第18話 席替え

担任が教室へ入ってくれば一言「席替えするからクジ引けー。」と告げた。詩花は少し悩んだあと手を挙げて「先生、私ドアと黒板が近い方が助かるんですけど……」と告げた。その言葉に担任は頷き「じゃあ皇は前の席な。あとは全員クジ引けー」と告げてその様子を見守っていた。

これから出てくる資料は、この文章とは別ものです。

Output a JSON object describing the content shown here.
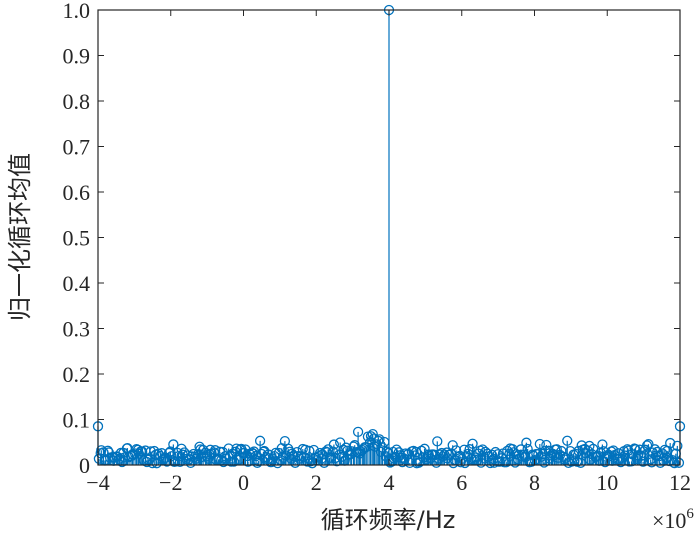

ガタガタと机や椅子が動く音が教室に響いている中詩花は担任に机と椅子を動かしてもらい新しい席……ドアと黒板が近い前の席へ座っていた。その隣へやってきたのはいつも昼食を食べるクラスメイトだった。「詩花ちゃんの隣だ。よろしくね詩花ちゃん」と笑みを浮かべながら言うクラスメイトに詩花は笑みを浮かべ「うんよろしくね」と返した。ふと気になって蓮の方を見れば1番遠い窓際の席に座っていた。蓮と目線が交われば慌てて逸らし隣のクラスメイトと話し始めた。「詩花ちゃん今日寄り道してかない?」「私も行くー」などワイワイと話すクラスメイト達に笑みを浮かべ「うん。皆で行こ」と告げれば帰りのホームルームを終えた。


「詩花ちゃん行こー」

「どこ行く?」

「カフェ行こうよ。最近新しいとこ出来たんだよね」とクラスメイト達とやり取りをしていれば近くの席の男子のクラスメイトが「皇また明日なー」と声をかけた。その言葉に詩花は笑みを浮かべ「うん。また明日ね」と告げて教室から出た。



「それにしても杠葉あいつ酷いよね。あそこまで言わなくてもいいのに」「ほんとほんと。」と歩きながら話すクラスメイトに詩花は目を伏せたあと笑みを浮かべ「なになに?何の話?」と問いかけた。クラスメイトは少し悩んだあと「実は……」と話し始めた。それは蓮のあの言葉が発せられるより前の話だった。クラスの中でもお調子者達の生徒たちが蓮をからかっていれば蓮が怒りあの言葉を言ったのだという。詩花はそれを聞いたあと瞬きしたあと笑みを浮かべ「そっか……でも杠葉くんが言うのは正しいよ。」と告げた。その言葉を聞いたクラスメイト達は少し悲しそうな表情を浮かべた。その表情を見たあと詩花は「あはは気にしなくていいよ。ほら早くカフェ行こ!」と告げればクラスメイト達と目的のカフェへ向かった。詩花はクラスメイト達から聞いた話に気にしないフリをした。噂も少しは落ち着いた様でそれが詩花にとっても1番安心出来た。これでこの気持ちも忘れられると思ったから。

それでもほんの少し、心の奥底には蓮が放った言葉が棘のように刺さった。その棘に気づかないふりをして詩花が蓮と寄り道する事はもう無かった。